Asked for his reaction to his party’s strong showing, he said: “I was surprised. People who did not vote for our party previously, and who liked our programme and our plan, voted for us.
“In 2002, we had three TDs in Dublin and [it was] a political wasteland. To get to this point takes belief, conviction and hard work.”
On appointing a new cabinet, Mr Kenny said the question of disappointing some loyal party members in a coalition arrangement did not concern him unduly.
“It’s not about individuals. I am honoured to put together a team. It is not based on individuals. This is about our people and our country.

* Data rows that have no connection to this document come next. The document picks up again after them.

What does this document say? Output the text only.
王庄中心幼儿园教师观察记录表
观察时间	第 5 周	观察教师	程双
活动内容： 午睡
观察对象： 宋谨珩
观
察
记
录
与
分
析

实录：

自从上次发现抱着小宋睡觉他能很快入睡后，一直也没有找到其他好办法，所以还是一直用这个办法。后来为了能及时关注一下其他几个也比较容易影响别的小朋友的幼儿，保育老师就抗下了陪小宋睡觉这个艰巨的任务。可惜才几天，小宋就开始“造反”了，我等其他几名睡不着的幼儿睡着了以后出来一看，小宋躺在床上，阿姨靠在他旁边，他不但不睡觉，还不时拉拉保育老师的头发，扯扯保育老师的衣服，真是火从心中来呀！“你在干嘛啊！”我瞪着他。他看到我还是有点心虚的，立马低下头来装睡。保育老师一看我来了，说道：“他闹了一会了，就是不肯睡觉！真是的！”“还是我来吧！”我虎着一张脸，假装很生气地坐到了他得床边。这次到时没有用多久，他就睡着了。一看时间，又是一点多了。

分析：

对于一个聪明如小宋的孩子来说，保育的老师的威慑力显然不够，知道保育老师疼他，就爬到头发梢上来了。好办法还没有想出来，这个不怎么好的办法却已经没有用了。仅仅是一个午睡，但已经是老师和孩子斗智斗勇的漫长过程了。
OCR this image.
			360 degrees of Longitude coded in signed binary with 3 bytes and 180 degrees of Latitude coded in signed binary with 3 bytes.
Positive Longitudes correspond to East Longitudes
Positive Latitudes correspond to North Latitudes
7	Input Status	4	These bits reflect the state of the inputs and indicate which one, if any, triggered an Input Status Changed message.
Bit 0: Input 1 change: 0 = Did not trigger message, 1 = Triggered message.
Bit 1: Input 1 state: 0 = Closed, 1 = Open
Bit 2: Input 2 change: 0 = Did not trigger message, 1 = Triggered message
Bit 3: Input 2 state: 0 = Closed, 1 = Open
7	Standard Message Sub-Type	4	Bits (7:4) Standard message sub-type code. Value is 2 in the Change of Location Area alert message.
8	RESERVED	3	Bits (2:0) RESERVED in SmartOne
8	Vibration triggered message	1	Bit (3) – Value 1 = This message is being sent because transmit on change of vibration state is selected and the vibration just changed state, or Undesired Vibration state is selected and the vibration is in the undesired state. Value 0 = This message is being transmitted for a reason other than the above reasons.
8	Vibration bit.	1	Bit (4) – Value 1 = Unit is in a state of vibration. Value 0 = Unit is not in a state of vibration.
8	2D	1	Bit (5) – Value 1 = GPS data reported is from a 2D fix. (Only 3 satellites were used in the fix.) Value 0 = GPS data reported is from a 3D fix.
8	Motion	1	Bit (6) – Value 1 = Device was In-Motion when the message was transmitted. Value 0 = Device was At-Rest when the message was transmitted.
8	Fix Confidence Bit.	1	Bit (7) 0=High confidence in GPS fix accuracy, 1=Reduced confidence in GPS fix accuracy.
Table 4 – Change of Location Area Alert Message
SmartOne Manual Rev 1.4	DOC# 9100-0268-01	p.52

The Government, Big G, has to respond to it,” he said.
Frontbench spokesman Leo Varadkar described the result as a brilliant endorsement. “Six weeks ago, if somebody had said we would get 36 per cent of the vote and 76 seats, I would have taken it,” he said.
“The possibility of an overall majority came very late in the day. It was never really on. Nobody has got overall majority since before I was born.”
Mr Varadkar said Fine Gael had broken the mould in Irish politics. “What Enda Kenny has achieved, John Bruton, Garret FitzGerald, Liam Cosgrave and John A Costello could not achieve.
“It’s a historic result, but there is no sense of triumphalism.”
Mr Varadkar’s colleague on the front bench Simon Coveney said the result had been a fantastic story for Fine Gael.
“People need to judge Enda Kenny on his achievements,” he said. “We will see a decisive period over the next three or four days and that’s a good thing because the country no longer needs more indecisive dithering.”
Fine Gael, with almost twice as many seats as Labour, will expect at least nine seats in Cabinet, including control of the key finance portfolio.
In the previous coalition involving the two parties and Democratic Left, Labour’s Ruairí Quinn was minister for finance. However, in a comparatively stronger position now Fine Gael might demand that portfolio.
A senior source with the party, who is expected to play a part in negotiations, said the quid pro quo that may be offered to Labour is an extra seat at Cabinet.
That position may be complicated somewhat by Fine Gael’s proposal to split up the finance portfolio, to accommodate a minister with responsibility for public sector reform.
The party’s policies in this area differ greatly from Labour’s and it would be expected Fine Gael would want this role. Whether the party will be able to hold both ministries in the reformed Department of Finance will be a subject for negotiation.
According to several senior members of the party, the front-runners for senior cabinet positions are deputy leader James Reilly; finance spokesman Michael Noonan; environment spokesman Phil Hogan; communications spokesman Leo Varadkar; transport spokesman Simon Coveney; enterprise spokesman Richard Bruton; education spokesman Fergus O’Dowd and justice spokesman Alan Shatter.
At least one senior minister is expected to be a woman and incoming TD for Dublin West Frances Fitzgerald is the favourite.
On the Labour Party side, some of the likely contenders are deputy leader Joan Burton, justice spokesman Pat Rabbitte, education spokesman Ruairí Quinn; social protection spokeswoman Róisín Shortall; agriculture spokesman Seán Sherlock and health spokeswoman Jan O’Sullivan.